XML: Foundations, Techniques, Applications; Summer 2000

Harold Boley; DFKI, Univ. Kaiserslautern

Consider the following proposal of a node-labeled ordered tree for addresses (exceptionally allow your browser to use document-specific font face="Times" here):

                           /           \
                         /              \
                       /                 \
                 name               place
                  / | \                      /  \
                /   |  \                   /     \
            first  in  last      street    town
             |       |     |             / \           |\
       Xaver  M. Linde     /    \          | \
                                     /       \         |  \
                    appellation number  zip appellation
                               |              |         |        |
                  Wikingerufer      7  10555  Berlin

a1) Does the repeatedly occurring appellation cause a problem with respect to the unambigious representation of all parts of the address information?
Hint: Is it even necessary to check whether every leaf of the tree - ordered  from Xaver to Berlin - is uniquely denoted by the "path name" of node labels leading to it from the address root?

a2) What if the nodes labeled 'appellation' would have been labeled 'name', too?

a3) Independently of a1) and a2), improve the readability of the tree via a simple relabeling.

b1,2) Could well-formed XML elements be given for the tree versions from a1) and a2)?

b3) Give a well-formed XML element representing your a3)-improved tree.

c) Give a b3)-equivalent Prolog term.

d1) Try to write a DTD that exactly defines addresses according to the original a1)-tree or b1)-element. Explain why this is (im)possible.

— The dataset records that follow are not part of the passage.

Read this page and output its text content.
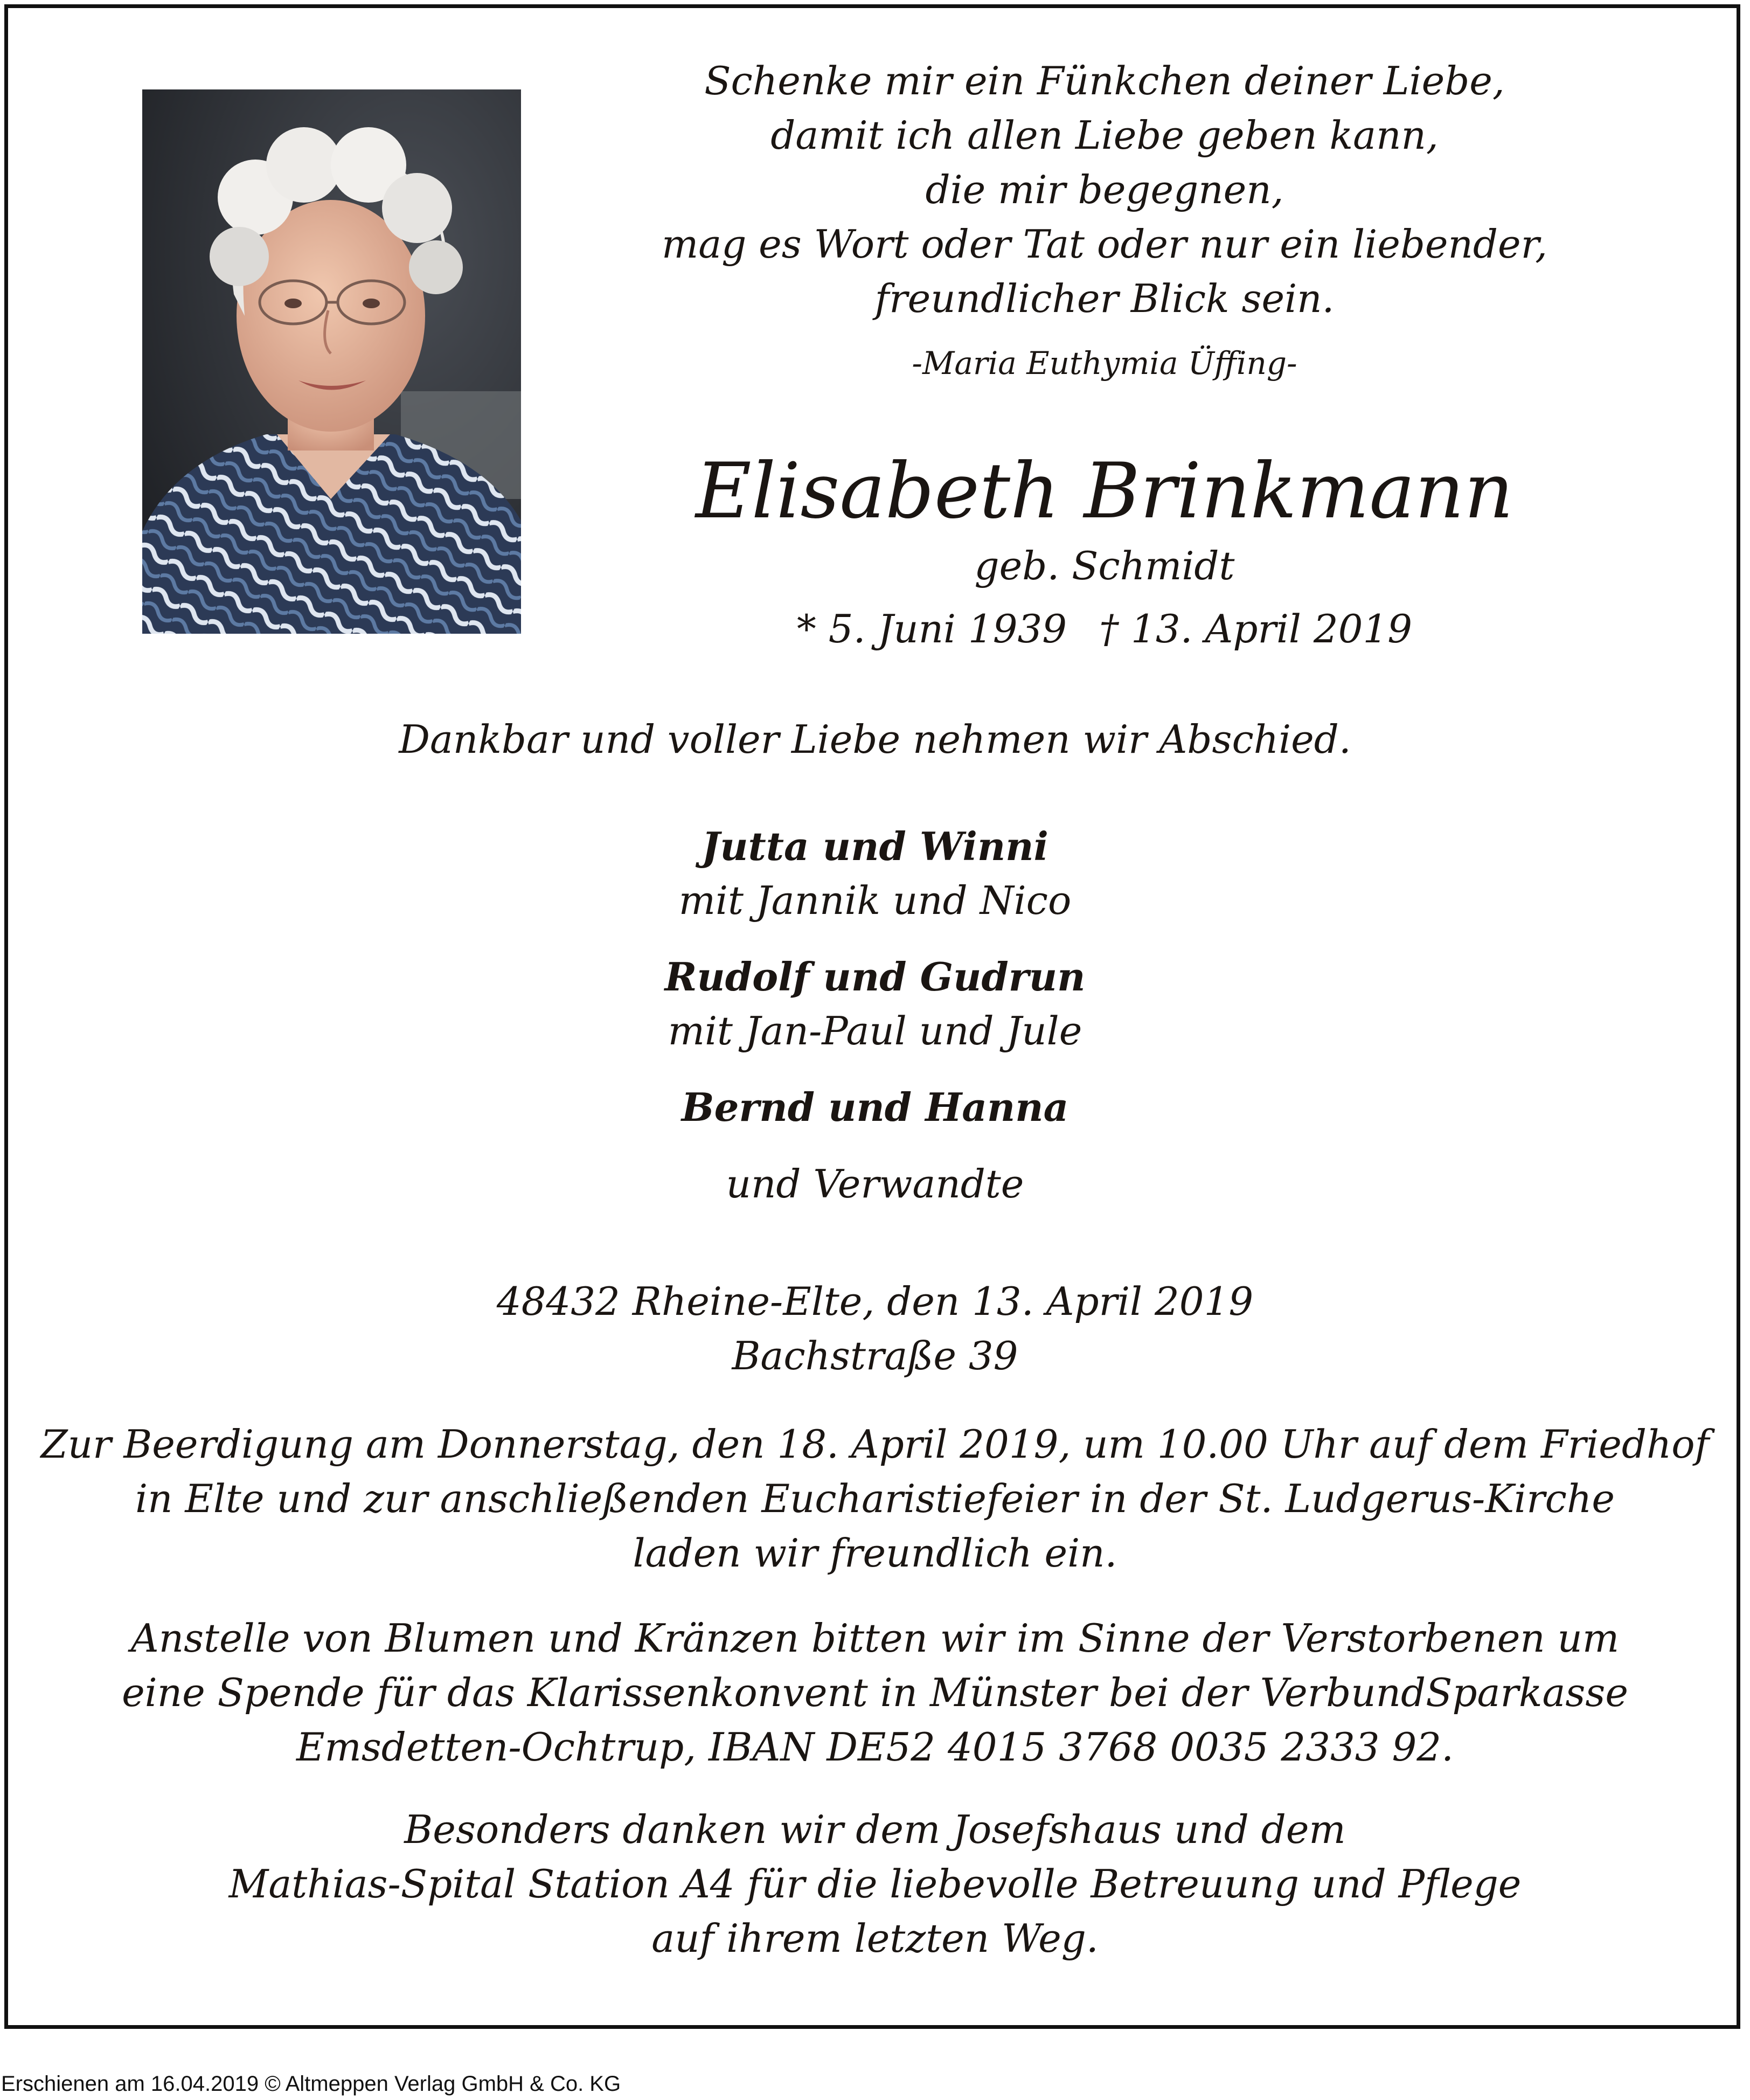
Schenke mir ein Fünkchen deiner Liebe,
damit ich allen Liebe geben kann,
die mir begegnen,
mag es Wort oder Tat oder nur ein liebender,
freundlicher Blick sein.
-Maria Euthymia Üffing-
Elisabeth Brinkmann
geb. Schmidt
* 5. Juni 1939 † 13. April 2019
Dankbar und voller Liebe nehmen wir Abschied.
Jutta und Winni
mit Jannik und Nico
Rudolf und Gudrun
mit Jan-Paul und Jule
Bernd und Hanna
und Verwandte
48432 Rheine-Elte, den 13. April 2019
Bachstraße 39
Zur Beerdigung am Donnerstag, den 18. April 2019, um 10.00 Uhr auf dem Friedhof
in Elte und zur anschließenden Eucharistiefeier in der St. Ludgerus-Kirche
laden wir freundlich ein.
Anstelle von Blumen und Kränzen bitten wir im Sinne der Verstorbenen um
eine Spende für das Klarissenkonvent in Münster bei der VerbundSparkasse
Emsdetten-Ochtrup, IBAN DE52 4015 3768 0035 2333 92.
Besonders danken wir dem Josefshaus und dem
Mathias-Spital Station A4 für die liebevolle Betreuung und Pflege
auf ihrem letzten Weg.
Erschienen am 16.04.2019 © Altmeppen Verlag GmbH & Co. KG
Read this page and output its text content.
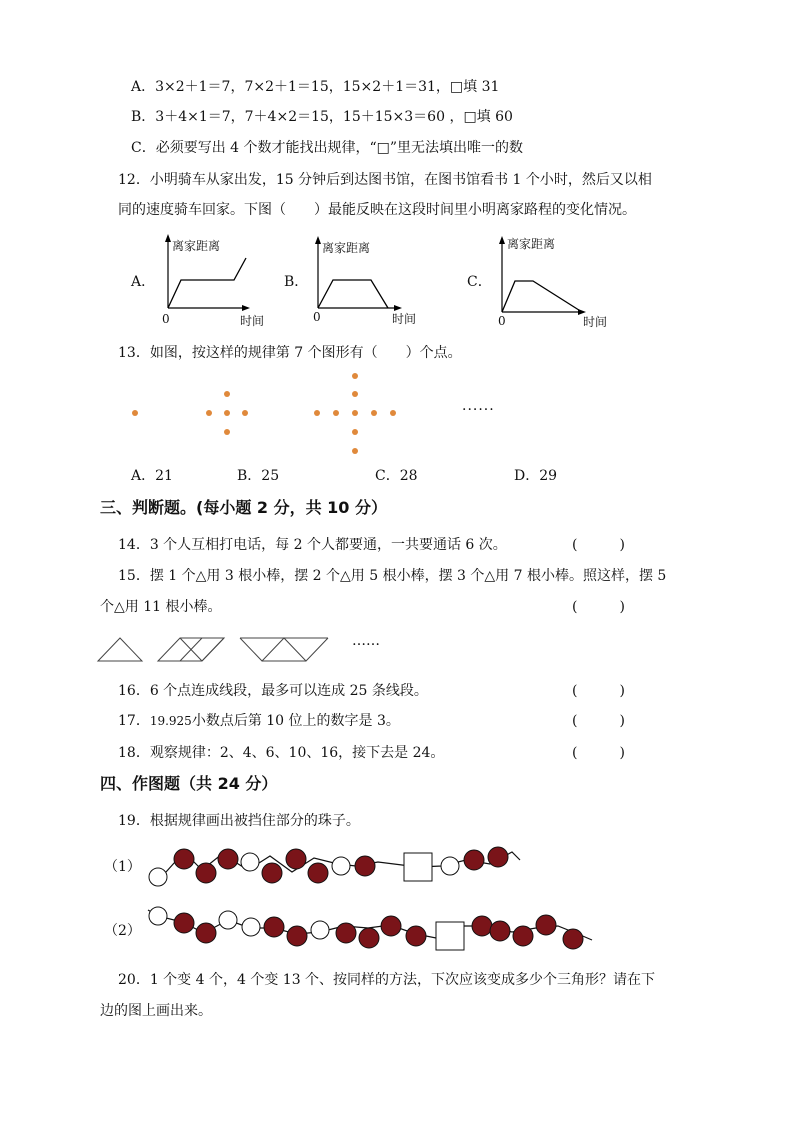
A．3×2＋1＝7，7×2＋1＝15，15×2＋1＝31，□填 31
B．3＋4×1＝7，7＋4×2＝15，15＋15×3＝60 ，□填 60
C．必须要写出 4 个数才能找出规律，“□”里无法填出唯一的数
12．小明骑车从家出发，15 分钟后到达图书馆，在图书馆看书 1 个小时，然后又以相
同的速度骑车回家。下图（　　）最能反映在这段时间里小明离家路程的变化情况。
A．
离家距离
时间
0
B．
离家距离
时间
0
C．
离家距离
时间
0
13．如图，按这样的规律第 7 个图形有（　　）个点。
······
A．21	B．25	C．28	D．29
三、判断题。(每小题 2 分，共 10 分）
14．3 个人互相打电话，每 2 个人都要通，一共要通话 6 次。	(　　　)
15．摆 1 个△用 3 根小棒，摆 2 个△用 5 根小棒，摆 3 个△用 7 根小棒。照这样，摆 5
个△用 11 根小棒。	(　　　)
……
16．6 个点连成线段，最多可以连成 25 条线段。	(　　　)
17．19.925小数点后第 10 位上的数字是 3。	(　　　)
18．观察规律：2、4、6、10、16，接下去是 24。	(　　　)
四、作图题（共 24 分）
19．根据规律画出被挡住部分的珠子。
（1）
（2）
20．1 个变 4 个，4 个变 13 个、按同样的方法，下次应该变成多少个三角形？请在下
边的图上画出来。
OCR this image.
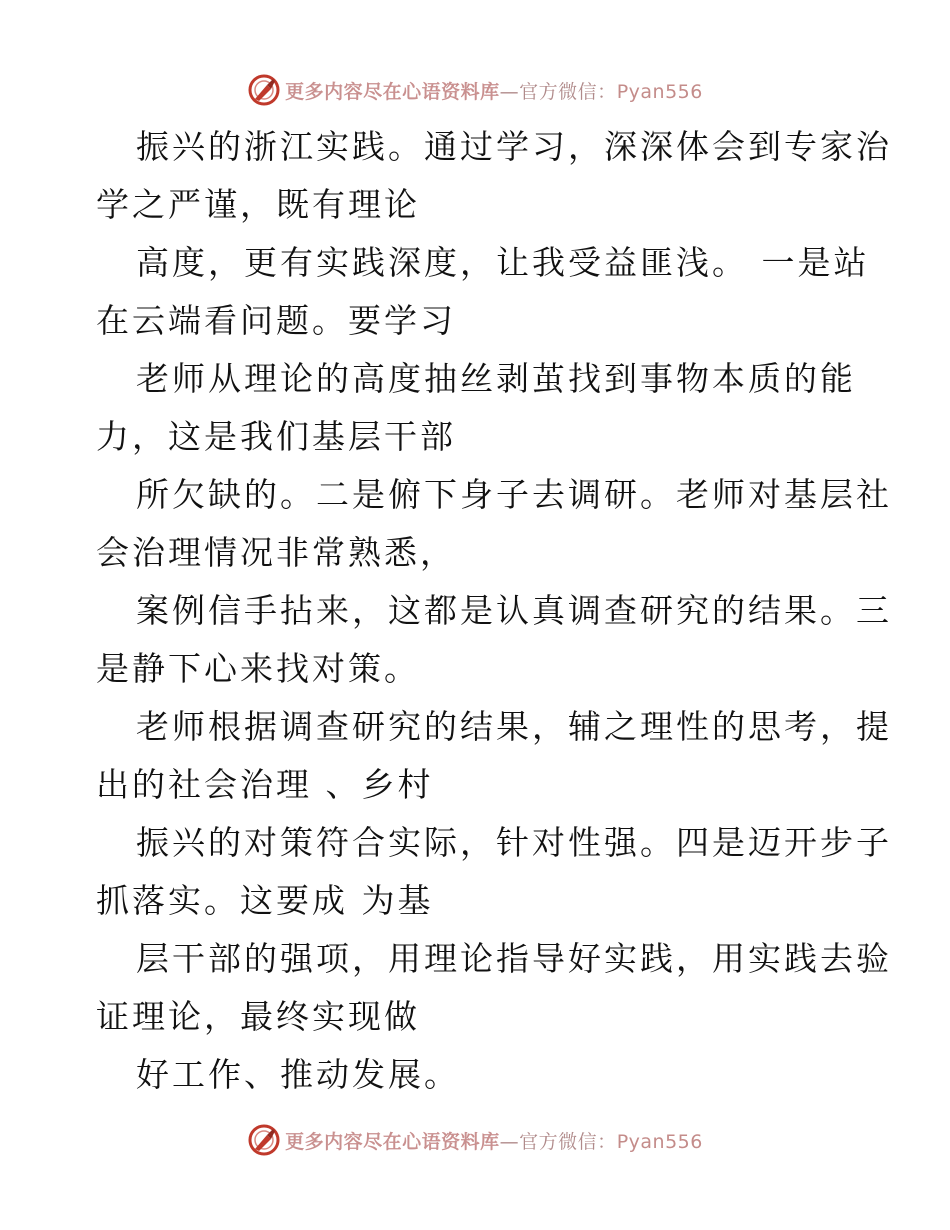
更多内容尽在心语资料库—官方微信：Pyan556
振兴的浙江实践。通过学习，深深体会到专家治
学之严谨，既有理论
高度，更有实践深度，让我受益匪浅。 一是站
在云端看问题。要学习
老师从理论的高度抽丝剥茧找到事物本质的能
力，这是我们基层干部
所欠缺的。二是俯下身子去调研。老师对基层社
会治理情况非常熟悉，
案例信手拈来，这都是认真调查研究的结果。三
是静下心来找对策。
老师根据调查研究的结果，辅之理性的思考，提
出的社会治理 、乡村
振兴的对策符合实际，针对性强。四是迈开步子
抓落实。这要成 为基
层干部的强项，用理论指导好实践，用实践去验
证理论，最终实现做
好工作、推动发展。
更多内容尽在心语资料库—官方微信：Pyan556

d2) Try a modified DTD that exactly defines addresses according to the a2)-tree or b2)-element, with 'appellation' relabeled to 'name'. Explain why that is (im)possible.
Hint: Contrast PCDATA with subelements.

d3) Modify things such that a DTD exactly defines addresses according to your readability-improved a3)-tree or b3)-element or c)-term. In what sense is the b3)-element valid with respect to this DTD?